I don’t have any further insight at the moment. You are likely a much smarter programmer than I am, and I’m certain that the compiler engineers at NVIDIA are much smarter than I am. If I learn anything relevant, I’ll report back.

But I was though!

I am most likely wrong though. It was just a fun thought. I have no idea why the compiler dies doing it.

I think maybe you misread. I am saying “we do observe the ptxas crash”.

With the printf: no dead code removal, crash is observed
without the printf: dead code removal, no crash

As a rule of thumb, whenever a compiler component segfaults [as PTXAS did here], or produces an error message that mentions an “internal compiler error”, it is a good idea to go ahead and file a bug via the form on the registered developer website (provided you are using the latest released tool chain).

While such errors may be ultimately be caused by invalid or otherwise problematic source code being compiled, abnormal terminations should be brought to the attention of the compiler team, as broken source code should cause a proper error message to be emitted, not crash the compiler.

But my code is perfect…

(This is a joke post, btw)

Even perfect code can trigger compiler bugs that manifest as segfaults :-)

Yes, I understand you’re joking. My point is, it does not matter how perfect or how broken a given piece of CUDA code is, if the compiler segfaults or reports an internal compiler error, this is not an acceptable response by the compiler, and such instances should be reported as bugs to NVIDIA.

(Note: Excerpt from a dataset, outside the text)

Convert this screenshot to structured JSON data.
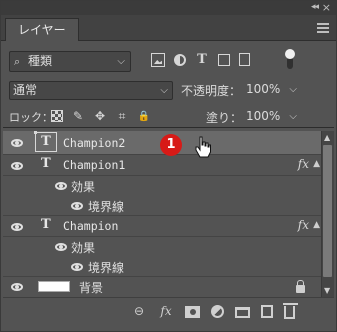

Any updates from the nVidia people?

Is there also a link to the filed bug?

The bug is not an external one. You’re welcome to file your own bug, in which case you’ll have some trackability of your own. The way these things go, I really don’t find out much until the next release (CUDA 7) is imminent. If you need an immediate workaround I would suggest compiling for sm_35. If you specify -arch=sm_35 instead of the more elaborate forms of target specification, your code will run on any maxwell also.

The bug I filed is 1562955 if you want to refer to it in correspondence. But you won’t be able to access it directly yourself using that number.

Eh, I’ll just trust my code without testing…

I know, it sounds crazy but believe me, I’ll find out really, really quickly if my data is bad. Plus, I still have the use of assert()'s so that’s all I really need. Printing data is just a relic of me being bad at debuggers.